Davon ausgehend sieht das OLG – anders als der beklagte Käufer – keine Verpflichtung des Verkäufers, besondere Vorkehrungen dagegen zu treffen, dass seine Mails gehackt werden könnten. Der Käufer hatte argumentiert, dass die Zahlung auf das falsche Konto im Endeffekt durch den Händler verursacht worden sei: Hätte dieser den Mailverkehr oder die PDF verschlüsselt, beziehungsweise zumindest eine Transportverschlüsselung eingesetzt, so hätten die Betrüger nicht die gefälschte Rechnung schicken können.
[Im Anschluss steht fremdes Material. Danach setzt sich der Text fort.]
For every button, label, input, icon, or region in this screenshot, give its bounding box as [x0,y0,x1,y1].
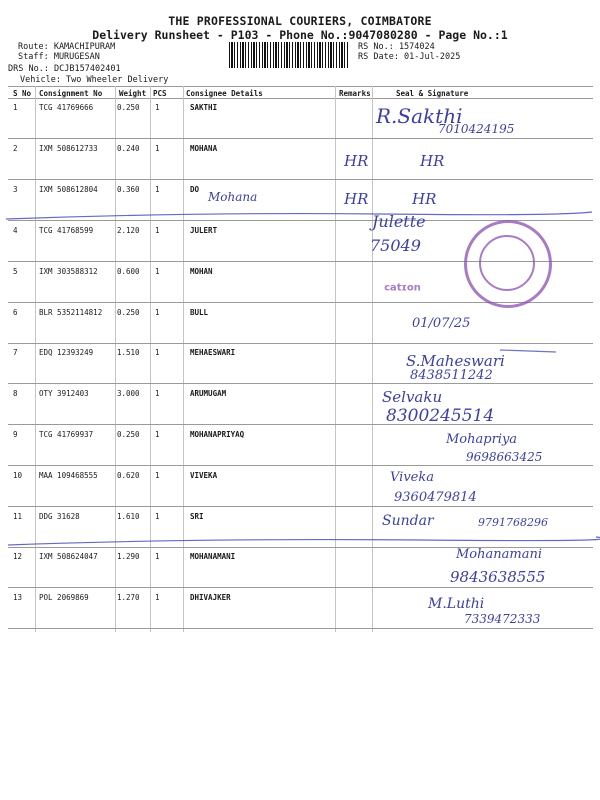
cell-sno: 4 [13,226,18,235]
cell-pcs: 1 [155,389,160,398]
cell-consignment: IXM 508612804 [39,185,98,194]
phone-row-7: 8438511242 [410,368,493,383]
route-label: Route: KAMACHIPURAM [18,42,116,52]
cell-pcs: 1 [155,267,160,276]
drs-number: DRS No.: DCJB157402401 [8,64,121,74]
signature-row-4: Julette [372,212,426,231]
cell-pcs: 1 [155,512,160,521]
cell-weight: 0.250 [117,430,140,439]
col-header-remarks: Remarks [339,89,371,98]
col-header-pcs: PCS [153,89,167,98]
phone-row-12: 9843638555 [450,568,546,586]
cell-consignment: DDG 31628 [39,512,80,521]
handwritten-note: HR [344,190,369,208]
cell-consignment: TCG 41769666 [39,103,94,112]
cell-sno: 8 [13,389,18,398]
cell-sno: 6 [13,308,18,317]
handwritten-name-row-3: Mohana [208,190,258,204]
cell-pcs: 1 [155,348,160,357]
cell-consignee: ARUMUGAM [190,389,227,398]
signature-row-8: Selvaku [382,388,443,406]
cell-sno: 10 [13,471,23,480]
cell-pcs: 1 [155,471,160,480]
cell-sno: 5 [13,267,18,276]
cell-sno: 3 [13,185,18,194]
cell-weight: 0.600 [117,267,140,276]
cell-weight: 3.000 [117,389,140,398]
rs-number: RS No.: 1574024 [358,42,435,52]
cell-weight: 1.290 [117,552,140,561]
col-header-weight: Weight [119,89,147,98]
cell-sno: 2 [13,144,18,153]
cell-weight: 0.240 [117,144,140,153]
cell-pcs: 1 [155,144,160,153]
cell-consignment: BLR 5352114812 [39,308,103,317]
cell-consignee: DO [190,185,200,194]
cell-consignee: MOHANAMANI [190,552,236,561]
signature-row-11: Sundar [382,513,434,529]
staff-label: Staff: MURUGESAN [18,52,100,62]
signature-row-7: S.Maheswari [406,352,505,370]
cell-consignee: MOHANA [190,144,218,153]
stamp-lettering: uoɪʇɐɔ [384,282,421,293]
runsheet-subtitle: Delivery Runsheet - P103 - Phone No.:9047080280 - Page No.:1 [92,28,508,42]
cell-consignment: OTY 3912403 [39,389,89,398]
cell-weight: 0.620 [117,471,140,480]
handwritten-note: HR [344,152,369,170]
cell-weight: 0.250 [117,308,140,317]
cell-weight: 0.250 [117,103,140,112]
cell-weight: 0.360 [117,185,140,194]
cell-consignment: MAA 109468555 [39,471,98,480]
cell-consignee: SAKTHI [190,103,218,112]
cell-sno: 13 [13,593,23,602]
phone-row-13: 7339472333 [464,612,541,626]
rs-date: RS Date: 01-Jul-2025 [358,52,461,62]
cell-consignment: TCG 41768599 [39,226,94,235]
phone-row-4: 75049 [370,236,421,255]
cell-consignee: BULL [190,308,209,317]
cell-consignment: TCG 41769937 [39,430,94,439]
signature-row-1: R.Sakthi [376,104,463,128]
cell-consignment: IXM 508624047 [39,552,98,561]
cell-weight: 1.270 [117,593,140,602]
date-row-6: 01/07/25 [412,316,471,331]
signature-row-9: Mohapriya [446,432,518,447]
cell-weight: 2.120 [117,226,140,235]
vehicle-label: Vehicle: Two Wheeler Delivery [20,75,169,85]
phone-row-1: 7010424195 [438,122,515,136]
cell-consignment: IXM 508612733 [39,144,98,153]
cell-pcs: 1 [155,103,160,112]
cell-consignee: MOHAN [190,267,213,276]
cell-pcs: 1 [155,430,160,439]
cell-consignee: VIVEKA [190,471,218,480]
col-header-seal: Seal & Signature [396,89,469,98]
cell-sno: 11 [13,512,23,521]
cell-pcs: 1 [155,185,160,194]
cell-pcs: 1 [155,308,160,317]
col-header-sno: S No [13,89,32,98]
cell-sno: 1 [13,103,18,112]
cell-sno: 9 [13,430,18,439]
col-header-consignment: Consignment No [39,89,103,98]
cell-consignee: MEHAESWARI [190,348,236,357]
cell-weight: 1.610 [117,512,140,521]
signature-row-12: Mohanamani [456,547,542,562]
company-title: THE PROFESSIONAL COURIERS, COIMBATORE [168,14,432,28]
phone-row-10: 9360479814 [394,490,477,505]
signature-row-10: Viveka [390,470,434,485]
cell-sno: 12 [13,552,23,561]
cell-consignee: MOHANAPRIYAQ [190,430,245,439]
signature-row-13: M.Luthi [428,596,485,612]
cell-consignment: POL 2069869 [39,593,89,602]
cell-consignee: SRI [190,512,204,521]
cell-pcs: 1 [155,552,160,561]
cell-pcs: 1 [155,593,160,602]
cell-pcs: 1 [155,226,160,235]
cell-consignee: JULERT [190,226,218,235]
phone-row-11: 9791768296 [478,516,548,529]
cell-weight: 1.510 [117,348,140,357]
col-header-consignee: Consignee Details [186,89,263,98]
cell-consignment: EDQ 12393249 [39,348,94,357]
cell-consignment: IXM 303588312 [39,267,98,276]
cell-consignee: DHIVAJKER [190,593,231,602]
handwritten-note: HR [420,152,445,170]
handwritten-note: HR [412,190,437,208]
phone-row-9: 9698663425 [466,450,543,464]
phone-row-8: 8300245514 [386,406,495,426]
cell-sno: 7 [13,348,18,357]
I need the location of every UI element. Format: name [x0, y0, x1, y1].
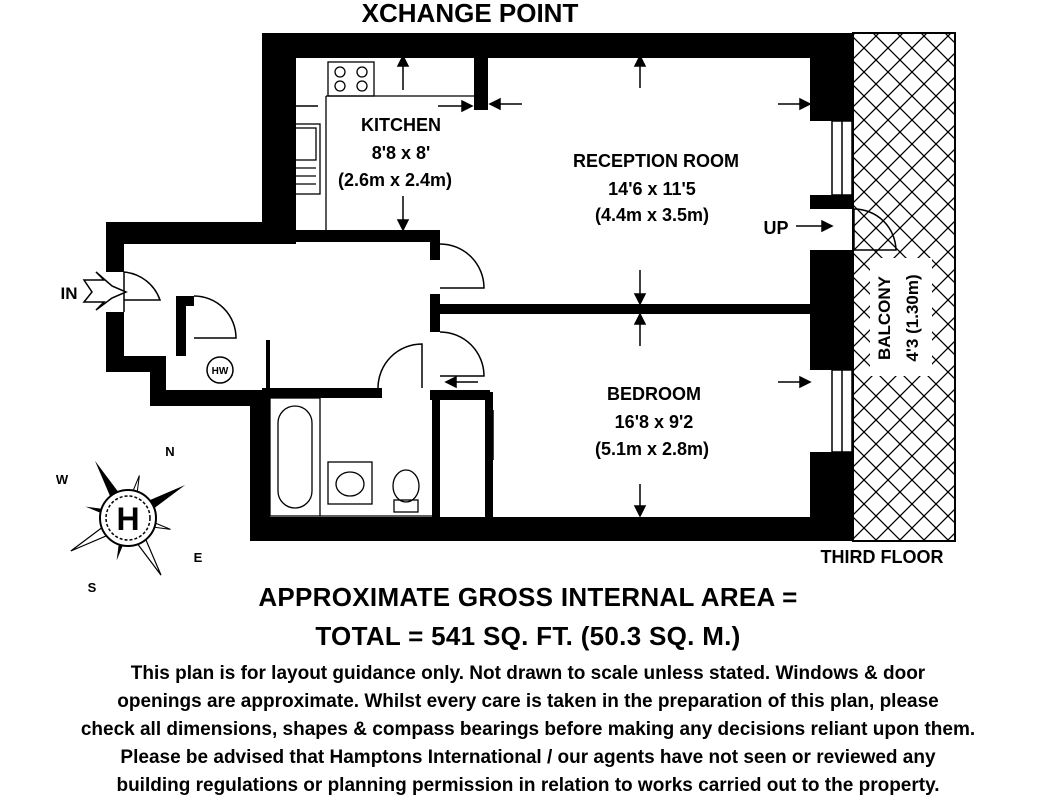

Von den unterschiedlichen Maßnahmen, die nach Ansicht des Käufers hätten getroffen werden müssen, diskutierten die Richter unter anderem das Verfahren Sender Policy Framework (SPF), mit dessen Hilfe geprüft werden könne, ob der sendende E-Mail-Server berechtigt ist, für die Domäne E-Mails zu verschicken. Dieses Verfahren sei aber nur dann anwendbar, wenn der Sendende einen eigenen E-Mail-Server betreibe und nicht – wie der Verkäufer – den Service eines Providers in Anspruch nehme.
Der Käufer könne auch nicht erwarten, dass die die Rechnung enthaltende PDF-Datei verschlüsselt werde, weil diese Praxis im Geschäftsverkehr nicht üblich sei. Dasselbe gelte für die Ende-zu-Ende-Verschlüsselung: Diese Technik, bei der die zu übertragenden Daten vom Sender verschlüsselt und erst beim Empfänger wieder entschlüsselt werden, setze bestimmte Systemanforderungen voraus. Der Käufer habe noch nicht einmal vorgetragen, dass sein Server in der Lage sei, solche Nachrichten zu entschlüsseln.
Eine Transportverschlüsselung, bei der die Daten automatisch auf dem Weg vom E-Mail-Programm und dem Server nach dem weitverbreiteten Protokoll "Transport Layer Security" (TLS) verschlüsselt werden, gibt es dem OLG-Senat zufolge nur im Verkehr zwischen bestimmten E-Mail-Anbietern. Hierzu gehöre der von dem Verkäufer genutzte Anbieter. Der vom Käufer betriebene Server gehöre dem Verbund dahingegen nicht an. Die gescheiterte Transportverschlüsselung ist daher – soweit für das OLG ersichtlich – nicht vom Verkäufer verursacht worden.